When one of America’s most trusted and prominent doctors changed his stance in favor of medical marijuana last month, we at United Patients Group did a collective back-flip. In case you missed it, CNN Chief Medical Correspondent Dr. Sanjay Gupta released a documentary called “Weed” that aired on the network in August. Filming for the movie took Dr. Gupta around the world to interview medical experts, patients from all walks of life, growers, and researchers.
“What I found was stunning,” he said in an op-ed piece detailing his change of heart.

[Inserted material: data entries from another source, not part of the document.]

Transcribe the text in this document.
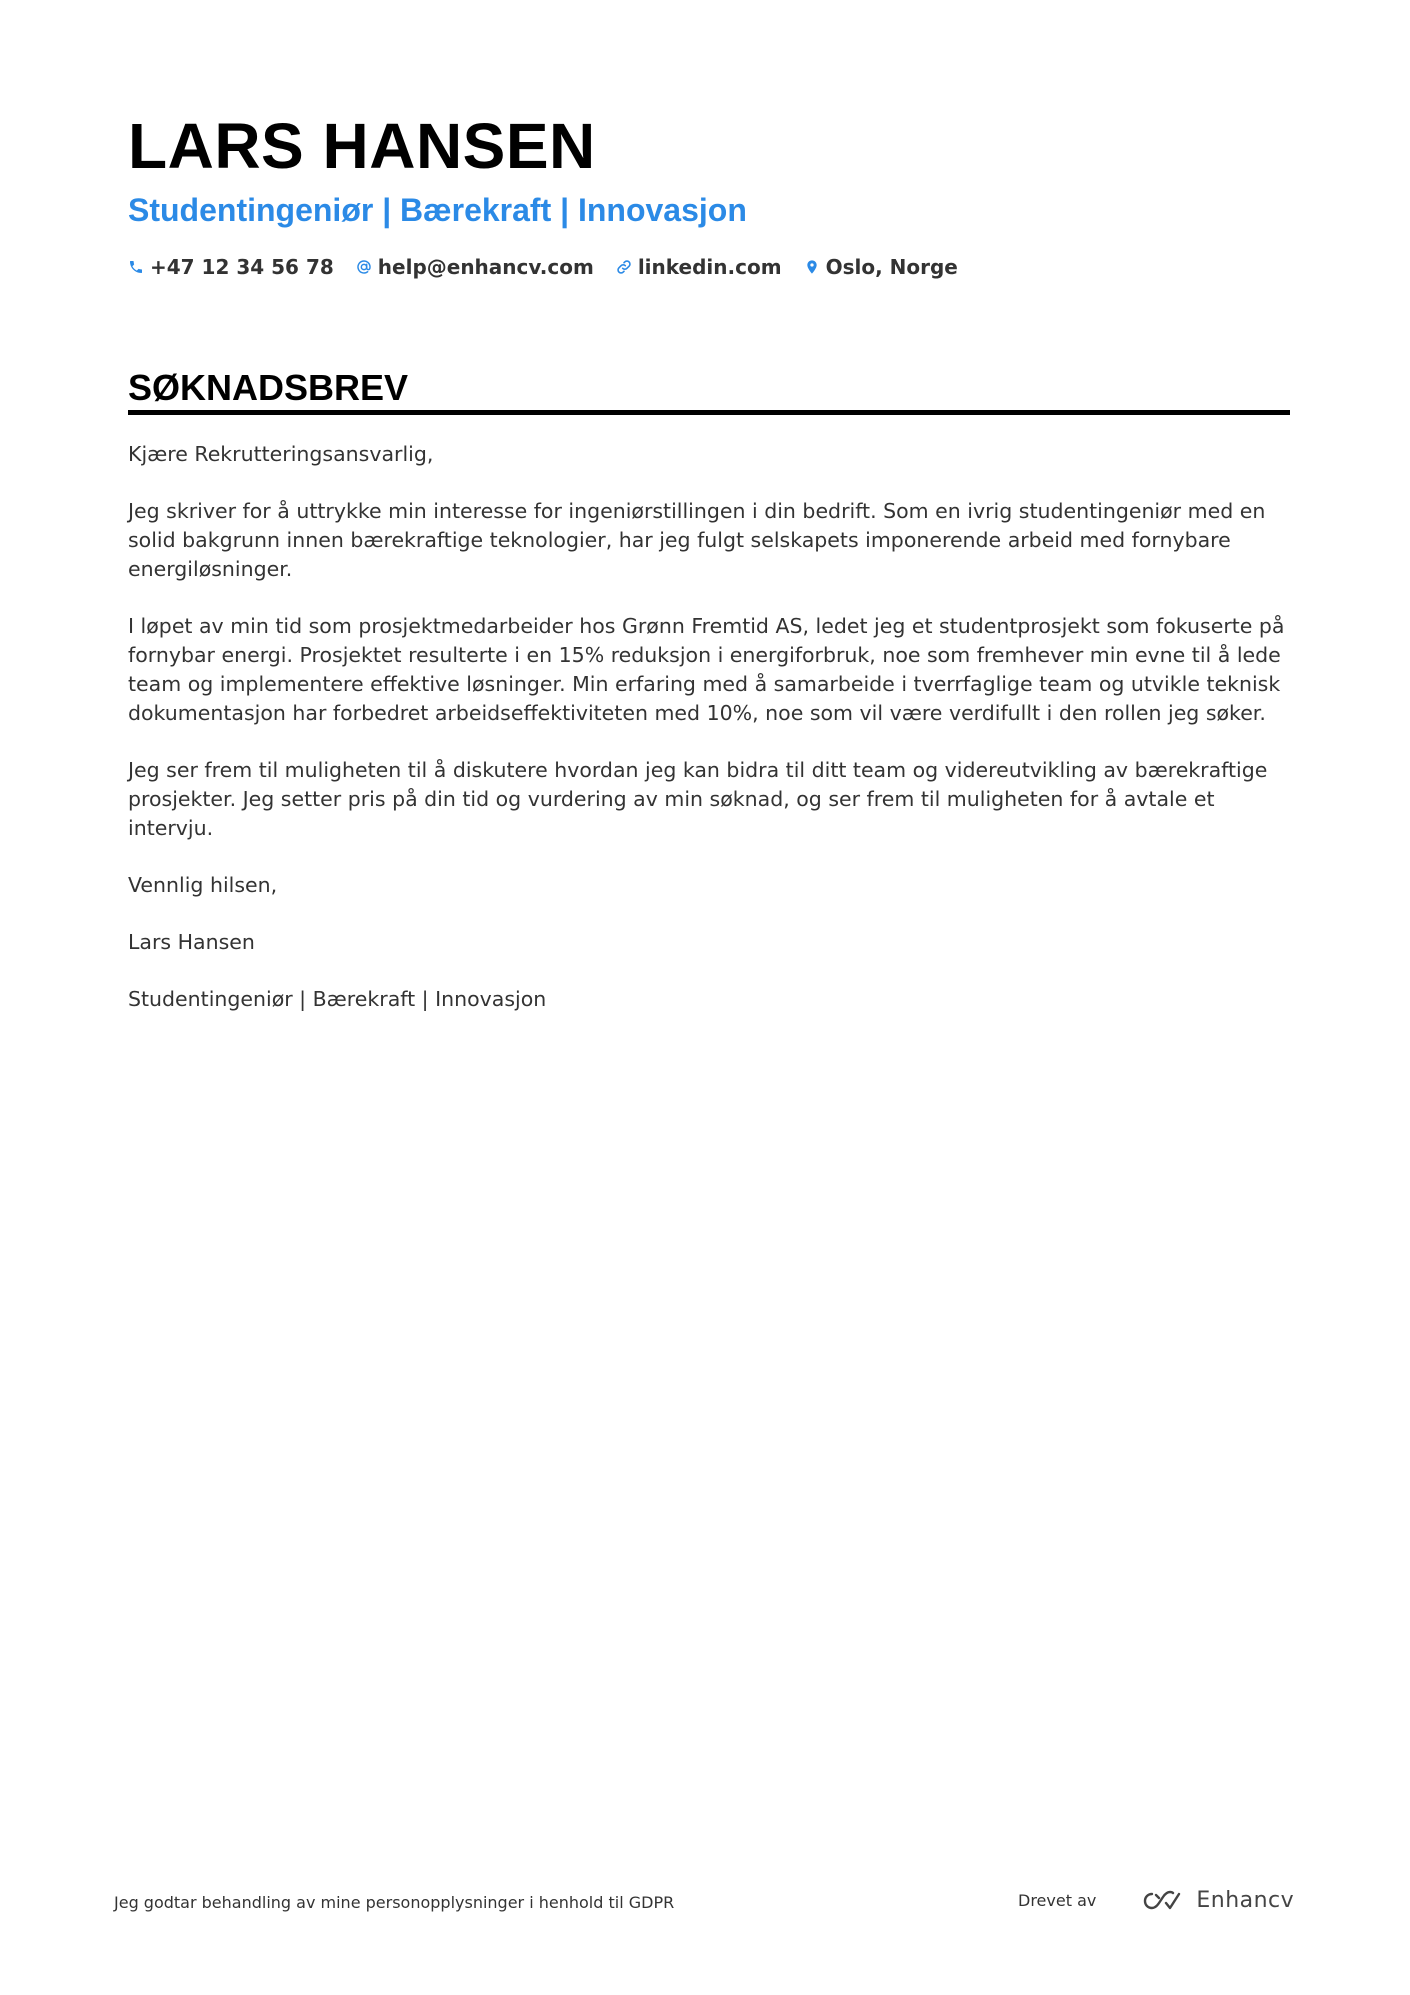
LARS HANSEN
Studentingeniør | Bærekraft | Innovasjon
+47 12 34 56 78 help@enhancv.com linkedin.com Oslo, Norge
SØKNADSBREV

Kjære Rekrutteringsansvarlig,

Jeg skriver for å uttrykke min interesse for ingeniørstillingen i din bedrift. Som en ivrig studentingeniør med en solid bakgrunn innen bærekraftige teknologier, har jeg fulgt selskapets imponerende arbeid med fornybare energiløsninger.

I løpet av min tid som prosjektmedarbeider hos Grønn Fremtid AS, ledet jeg et studentprosjekt som fokuserte på fornybar energi. Prosjektet resulterte i en 15% reduksjon i energiforbruk, noe som fremhever min evne til å lede team og implementere effektive løsninger. Min erfaring med å samarbeide i tverrfaglige team og utvikle teknisk dokumentasjon har forbedret arbeidseffektiviteten med 10%, noe som vil være verdifullt i den rollen jeg søker.

Jeg ser frem til muligheten til å diskutere hvordan jeg kan bidra til ditt team og videreutvikling av bærekraftige prosjekter. Jeg setter pris på din tid og vurdering av min søknad, og ser frem til muligheten for å avtale et intervju.

Vennlig hilsen,

Lars Hansen

Studentingeniør | Bærekraft | Innovasjon

Jeg godtar behandling av mine personopplysninger i henhold til GDPR	Drevet av	Enhancv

What he found was what we, and countless other advocates, have been trying to emphasize for years.
He found that the DEA has no scientific basis to list marijuana as a schedule 1 controlled substance. Marijuana’s classification is not based on scientific research that supports the claim that it has “no accepted medicinal use and a high potential for abuse,” but because of the lack of evidence to the contrary. Evidence, Dr. Gupta also points out, that is incredibly hard to come by due to strict research regulations.
He found that marijuana research in the U.S. is disproportionately designed to study harmful effects.Out of the about 20,000 current studies, he found only 6% tailored to study the plant’s benefits. This is partially because the National Institute on Drug Abuse (NIDA), an anti-drug organization, has to approve all marijuana research.
He found that marijuana has “very legitimate medical applications,” even in children like three-year-old Charlotte Figi, who has experienced life-changing results by treating her Dravet syndrome with a specific strain of cannabis.
He found no documented cases of marijuana overdose. He found that every 19 minutes in the U.S., someone dies of accidental prescription painkiller overdose.
He found that marijuana has low potential for abuse, with only 9% of its adult users exhibiting dependency. He compares this addiction rate to schedule 2 cocaine (20%), legal alcohol (15%) and legal tobacco (30%). Another schedule 1 substance, heroin, has an addiction rate of 25%.
These are all points we advocates have stressed over and over again. But the fact that this medical authority came across these findings on his own, has publicly apologized for his previous stance on marijuana, and now promises to do his part to help “fill the remaining void in our knowledge” is pretty darn reassuring that we’re on the right path.
Others Are Rethinking Marijuana, Too
Senator John McCain indicated he may be in favor of legalizing marijuana during a town hall event in Phoenix earlier this month.
New York State Assemblyman Steve Katz reversed his stance on medical marijuana during a speech he made on the Assembly floor in June.
New Jersey Governor Chris Christie just signed a bill giving sick children greater access to medical marijuana, after being unresponsive for two months and facing pressure from advocates, including a public confrontation from Brian Wilson whose two-year-old daughter suffers from Dravet syndrome.
Attorney General Eric Holder announced the Department of Justice won’t challenge state laws that legalize marijuana in Colorado and Washington, which is an historic step back in America’s long-running War on Drugs.
President Obama has stated that his stance has not been swayed “at this point,” but we’re still hopeful he can be persuaded. It’s hard to ignore the overwhelming change in public opinion – rippling its way through the political landscape – that we’ve seen recently.